While reading her books, I always think of M.F.K. Fisher as being a rather elegant woman--I'm glad I was right! Maybe if I keep eating well and enjoying my food I'll age as well as she did!

Sue/the view from great island said...

Thank you Mary for introducing me to a new writer. I am so intrigued by her and the book, I'm going to read it as soon as I can get my hands on it.

The Slow Roasted Italian said...

Fantastic writing yourself Mary! Thank you so much for sharing about MFK Fisher.

The bucket bread looks divine. I am really craving bread, so after my birthday I am sure making this!

Joanne said...

I've loved seeing the recipes on all of your blogs today! The bread is beautiful and would make for some delicious PB+J's...or some bread pudding!

Swathi said...

Salute to that great cook. Bucket bread looks delicious.

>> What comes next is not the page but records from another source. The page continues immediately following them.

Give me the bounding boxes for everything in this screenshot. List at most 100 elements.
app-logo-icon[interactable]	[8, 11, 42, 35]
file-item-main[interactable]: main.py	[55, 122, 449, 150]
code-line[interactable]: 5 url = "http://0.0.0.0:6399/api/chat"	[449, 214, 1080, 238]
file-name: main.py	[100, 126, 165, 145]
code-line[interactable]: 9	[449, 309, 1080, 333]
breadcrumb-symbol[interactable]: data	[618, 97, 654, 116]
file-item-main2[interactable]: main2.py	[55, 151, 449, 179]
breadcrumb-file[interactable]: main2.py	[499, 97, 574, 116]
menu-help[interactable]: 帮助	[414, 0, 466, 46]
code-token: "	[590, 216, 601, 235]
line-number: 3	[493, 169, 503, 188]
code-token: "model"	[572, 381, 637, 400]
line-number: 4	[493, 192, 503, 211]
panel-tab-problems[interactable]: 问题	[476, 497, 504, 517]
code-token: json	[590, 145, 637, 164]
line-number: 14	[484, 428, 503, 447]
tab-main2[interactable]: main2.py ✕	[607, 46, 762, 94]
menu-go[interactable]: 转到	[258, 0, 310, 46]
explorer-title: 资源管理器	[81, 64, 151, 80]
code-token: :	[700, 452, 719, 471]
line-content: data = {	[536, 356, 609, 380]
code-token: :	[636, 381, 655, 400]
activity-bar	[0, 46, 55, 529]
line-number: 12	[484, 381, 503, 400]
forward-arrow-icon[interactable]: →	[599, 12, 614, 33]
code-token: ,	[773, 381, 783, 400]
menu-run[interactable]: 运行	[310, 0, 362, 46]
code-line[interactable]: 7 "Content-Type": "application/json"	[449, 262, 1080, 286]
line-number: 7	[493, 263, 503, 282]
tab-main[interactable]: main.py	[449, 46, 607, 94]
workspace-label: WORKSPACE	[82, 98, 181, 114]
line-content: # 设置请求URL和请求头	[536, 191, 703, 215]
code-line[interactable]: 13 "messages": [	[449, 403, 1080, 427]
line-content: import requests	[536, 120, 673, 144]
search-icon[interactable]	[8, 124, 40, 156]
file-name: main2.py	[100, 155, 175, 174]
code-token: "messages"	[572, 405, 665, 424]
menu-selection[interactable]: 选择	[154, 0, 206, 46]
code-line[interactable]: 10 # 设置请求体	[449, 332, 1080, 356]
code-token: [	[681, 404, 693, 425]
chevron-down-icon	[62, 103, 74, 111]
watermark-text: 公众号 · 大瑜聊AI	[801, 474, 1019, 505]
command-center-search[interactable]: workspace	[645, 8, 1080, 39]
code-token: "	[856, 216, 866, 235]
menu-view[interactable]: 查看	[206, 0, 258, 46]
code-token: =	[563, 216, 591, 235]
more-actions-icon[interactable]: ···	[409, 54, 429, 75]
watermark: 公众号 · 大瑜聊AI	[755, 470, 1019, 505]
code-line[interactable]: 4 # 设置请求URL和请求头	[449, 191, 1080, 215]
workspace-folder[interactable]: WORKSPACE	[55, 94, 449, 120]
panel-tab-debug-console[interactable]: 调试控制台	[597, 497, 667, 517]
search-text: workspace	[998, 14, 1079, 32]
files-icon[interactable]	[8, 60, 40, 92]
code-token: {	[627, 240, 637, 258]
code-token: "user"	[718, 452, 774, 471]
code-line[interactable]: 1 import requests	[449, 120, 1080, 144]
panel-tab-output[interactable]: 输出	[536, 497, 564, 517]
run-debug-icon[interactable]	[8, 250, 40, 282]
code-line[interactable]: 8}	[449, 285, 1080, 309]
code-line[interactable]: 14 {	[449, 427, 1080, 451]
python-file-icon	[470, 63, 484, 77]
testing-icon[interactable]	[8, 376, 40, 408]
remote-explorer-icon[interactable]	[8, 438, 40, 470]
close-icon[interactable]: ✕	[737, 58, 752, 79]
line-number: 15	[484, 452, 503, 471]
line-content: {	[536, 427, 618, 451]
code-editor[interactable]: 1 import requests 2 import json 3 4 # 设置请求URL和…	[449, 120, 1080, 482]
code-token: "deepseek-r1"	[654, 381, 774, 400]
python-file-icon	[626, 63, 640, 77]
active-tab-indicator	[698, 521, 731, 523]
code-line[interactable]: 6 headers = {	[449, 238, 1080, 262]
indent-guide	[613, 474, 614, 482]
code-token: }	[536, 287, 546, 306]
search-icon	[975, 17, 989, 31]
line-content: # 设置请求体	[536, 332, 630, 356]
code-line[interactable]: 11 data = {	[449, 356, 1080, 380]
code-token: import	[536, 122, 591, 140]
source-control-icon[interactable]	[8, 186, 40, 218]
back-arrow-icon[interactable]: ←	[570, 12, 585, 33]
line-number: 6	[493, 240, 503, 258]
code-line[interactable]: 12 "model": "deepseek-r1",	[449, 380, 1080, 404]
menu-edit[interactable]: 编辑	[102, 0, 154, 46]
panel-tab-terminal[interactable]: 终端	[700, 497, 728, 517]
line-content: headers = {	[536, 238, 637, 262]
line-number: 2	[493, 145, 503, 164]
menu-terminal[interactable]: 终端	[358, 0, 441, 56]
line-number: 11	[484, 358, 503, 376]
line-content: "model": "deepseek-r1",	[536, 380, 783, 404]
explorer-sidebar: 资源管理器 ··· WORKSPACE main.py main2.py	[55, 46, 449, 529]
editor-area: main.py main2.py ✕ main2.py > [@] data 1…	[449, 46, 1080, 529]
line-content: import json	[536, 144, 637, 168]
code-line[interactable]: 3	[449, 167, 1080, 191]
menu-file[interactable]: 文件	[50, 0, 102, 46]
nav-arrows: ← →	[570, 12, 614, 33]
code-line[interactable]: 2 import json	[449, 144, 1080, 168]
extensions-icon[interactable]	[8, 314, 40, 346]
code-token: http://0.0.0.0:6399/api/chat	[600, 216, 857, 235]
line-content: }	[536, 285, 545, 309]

Food Glorious Food! said...

She is true inspiration... This recipe is definitely a must try :) Have a great weekend!

Adam said...

Bread is something that I keep telling myself I need to make, but haven't really done it yet. I am now fascinated by the idea of making bucket bread. Up until this moment I didn't know what it was. Would you say that this is the best bucket bread recipe you've tried or are they pretty much all the same?

Melynda said...

I will be very interested in going from blog to blog and seeing the MFK Fisher recipes, and reading what each person has to say. She has held more interest for me since learning her daughter is a tenant here, in the building I manage. I had notice the Bucket Bread recipes, and glad you made it. A nice recipe for new bakers.

Country Dreaming said...

There is NOthing better smelling or tasting than fresh bread from the oven. I can smell and taste it now. Ohhhh don't forget the dripping butter. :)

Kathy said...

Your loaves are gorgeous! Never heard of bucket bread but it does look lovely!

Ginny said...

She's a wonderful writer, I have several of her books!

scrambledhenfruit said...

Beautiful loaves! I've not read all of M.F.K. Fisher's work and I'm feeling the need to do that now. Wonderful tribute! :)

Lenia said...

Never heard of her.The bread looks really yummy.Hugs,dear.

elle marie said...

What a fun and interesting read, you know, I've never heard of bucket bread before, and I never read any of "Fisher's" books, in fact, I had to google the author... eek

Lopez Kilpatrick said...

M.K.F. Fisher was the person who, more than any other, opened my eyes to what eating means. I devoured (pun intended) "How to cook a wolf" and the light turned on. She was such an amazing writer.
the bread is a great choice in how to honor her.

Susan Lindquist said...

Forgive me, Mary for being gone from this 'reading session'. I have just returned from a few days 'in the camping world' and see this gorgeous post. The video makes me tearful, as MS Fisher is just so beautifully quoted and the preparation of her beloved soups and breads are such a wonderful part of the video ... hurray for the simplicity of bread!